Companies meeting the criteria “are starting to see the fruits of their labor” after years of spending heavily on product research and development with little reward, said Michael Meyers, chief executive officer of Arcoda Capital Management in New York, in a telephone interview.
“I think the companies are being a lot more selective around where do they invest their own resources and where can they make the most impact,” Paul Huckle, Glaxo’s chief regulatory officer, said by telephone.
The FDA also is holding advance consultation with companies on what data should be included in drug applications to avoid having to make last-minute requests for more information on how a compound works, said Les Funtleyder, a portfolio manager with the Miller Tabak & Co. in New York, in a telephone interview.
Fewer Data Requests
Pharmaceutical companies filed 29 novel drug applications with FDA last year as of Nov. 30, compared with 22 in 2010, according to John Jenkins, the agency’s director of new medicines. Nineteen of the 30 therapies approved in 2011 were cleared without requests for more data, said Sandy Walsh, an agency spokeswoman, in an e-mail. In contrast, regulators approved about half of the 21 treatments in 2010 on the first try.

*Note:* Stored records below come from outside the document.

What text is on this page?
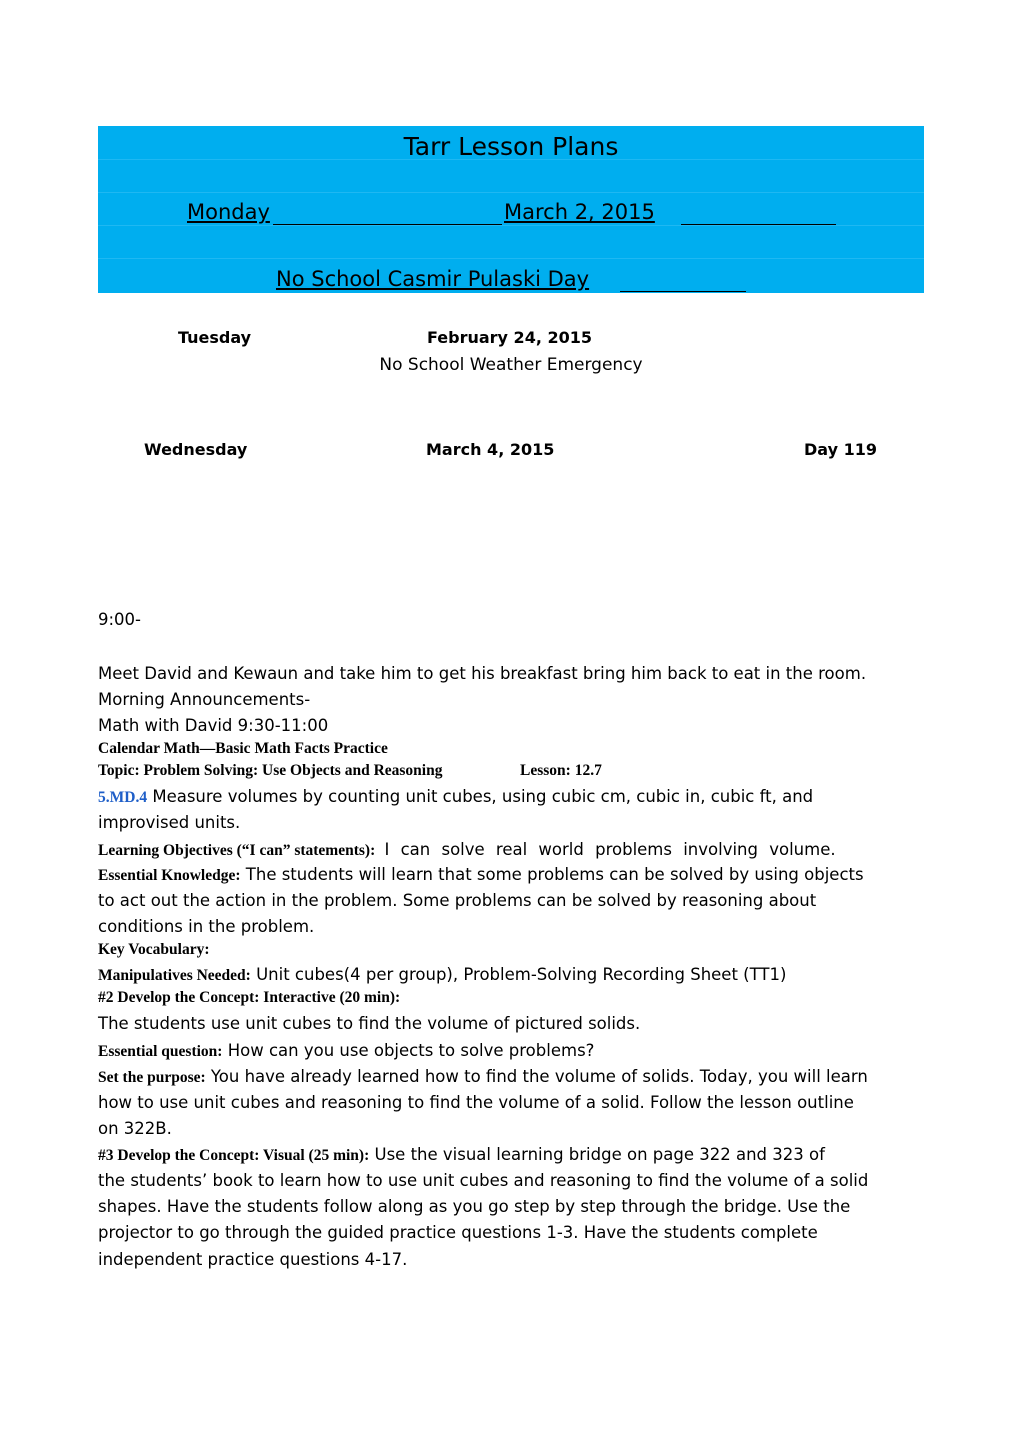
Tarr Lesson Plans
Monday	March 2, 2015
No School Casmir Pulaski Day
Tuesday	February 24, 2015
No School Weather Emergency
Wednesday	March 4, 2015	Day 119
9:00-
Meet David and Kewaun and take him to get his breakfast bring him back to eat in the room.
Morning Announcements-
Math with David 9:30-11:00
Calendar Math—Basic Math Facts Practice
Topic: Problem Solving: Use Objects and Reasoning	Lesson: 12.7
5.MD.4 Measure volumes by counting unit cubes, using cubic cm, cubic in, cubic ft, and
improvised units.
Learning Objectives (“I can” statements): I can solve real world problems involving volume.
Essential Knowledge: The students will learn that some problems can be solved by using objects
to act out the action in the problem. Some problems can be solved by reasoning about
conditions in the problem.
Key Vocabulary:
Manipulatives Needed: Unit cubes(4 per group), Problem-Solving Recording Sheet (TT1)
#2 Develop the Concept: Interactive (20 min):
The students use unit cubes to find the volume of pictured solids.
Essential question: How can you use objects to solve problems?
Set the purpose: You have already learned how to find the volume of solids. Today, you will learn
how to use unit cubes and reasoning to find the volume of a solid. Follow the lesson outline
on 322B.
#3 Develop the Concept: Visual (25 min): Use the visual learning bridge on page 322 and 323 of
the students’ book to learn how to use unit cubes and reasoning to find the volume of a solid
shapes. Have the students follow along as you go step by step through the bridge. Use the
projector to go through the guided practice questions 1-3. Have the students complete
independent practice questions 4-17.
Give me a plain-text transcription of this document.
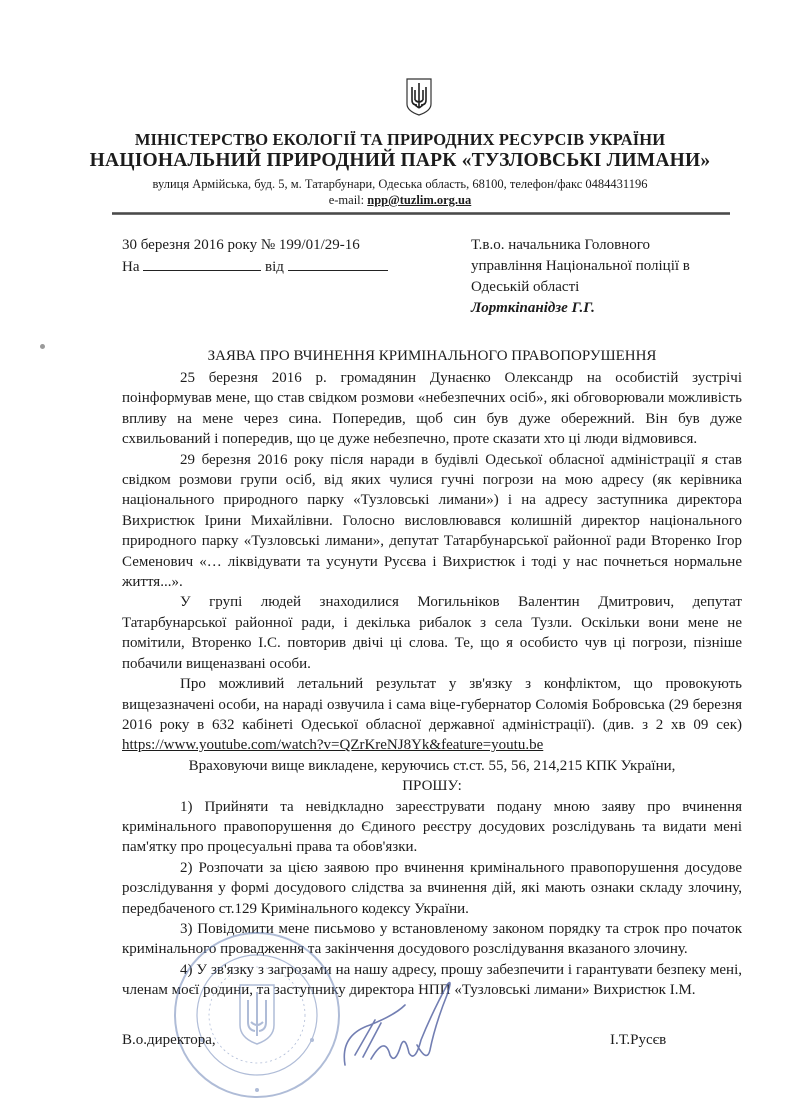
МІНІСТЕРСТВО ЕКОЛОГІЇ ТА ПРИРОДНИХ РЕСУРСІВ УКРАЇНИ
НАЦІОНАЛЬНИЙ ПРИРОДНИЙ ПАРК «ТУЗЛОВСЬКІ ЛИМАНИ»
вулиця Армійська, буд. 5, м. Татарбунари, Одеська область, 68100, телефон/факс 0484431196
e-mail: npp@tuzlim.org.ua
30 березня 2016 року № 199/01/29-16
На	від
Т.в.о. начальника Головного
управління Національної поліції в
Одеській області
Лорткіпанідзе Г.Г.
ЗАЯВА ПРО ВЧИНЕННЯ КРИМІНАЛЬНОГО ПРАВОПОРУШЕННЯ

25 березня 2016 р. громадянин Дунаєнко Олександр на особистій зустрічі поінформував мене, що став свідком розмови «небезпечних осіб», які обговорювали можливість впливу на мене через сина. Попередив, щоб син був дуже обережний. Він був дуже схвильований і попередив, що це дуже небезпечно, проте сказати хто ці люди відмовився.

29 березня 2016 року після наради в будівлі Одеської обласної адміністрації я став свідком розмови групи осіб, від яких чулися гучні погрози на мою адресу (як керівника національного природного парку «Тузловські лимани») і на адресу заступника директора Вихристюк Ірини Михайлівни. Голосно висловлювався колишній директор національного природного парку «Тузловські лимани», депутат Татарбунарської районної ради Вторенко Ігор Семенович «… ліквідувати та усунути Русєва і Вихристюк і тоді у нас почнеться нормальне життя...».

У групі людей знаходилися Могильніков Валентин Дмитрович, депутат Татарбунарської районної ради, і декілька рибалок з села Тузли. Оскільки вони мене не помітили, Вторенко І.С. повторив двічі ці слова. Те, що я особисто чув ці погрози, пізніше побачили вищеназвані особи.

Про можливий летальний результат у зв'язку з конфліктом, що провокують вищезазначені особи, на нараді озвучила і сама віце-губернатор Соломія Бобровська (29 березня 2016 року в 632 кабінеті Одеської обласної державної адміністрації). (див. з 2 хв 09 сек) https://www.youtube.com/watch?v=QZrKreNJ8Yk&feature=youtu.be

Враховуючи вище викладене, керуючись ст.ст. 55, 56, 214,215 КПК України,

ПРОШУ:

1) Прийняти та невідкладно зареєструвати подану мною заяву про вчинення кримінального правопорушення до Єдиного реєстру досудових розслідувань та видати мені пам'ятку про процесуальні права та обов'язки.

2) Розпочати за цією заявою про вчинення кримінального правопорушення досудове розслідування у формі досудового слідства за вчинення дій, які мають ознаки складу злочину, передбаченого ст.129 Кримінального кодексу України.

3) Повідомити мене письмово у встановленому законом порядку та строк про початок кримінального провадження та закінчення досудового розслідування вказаного злочину.

4) У зв'язку з загрозами на нашу адресу, прошу забезпечити і гарантувати безпеку мені, членам моєї родини, та заступнику директора НПП «Тузловські лимани» Вихристюк І.М.

В.о.директора,	І.Т.Русєв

The pace of approvals this year may be influenced by the pace of Congressional efforts to renew the system that allows pharmaceutical companies to pay user fees for product evaluations. The drug industry and the FDA struck a deal last year to extend reviews two months in exchange for additional discussions while a medicine is being tested. Congress must pass the deal by Oct. 1, when the current user-fee system expires.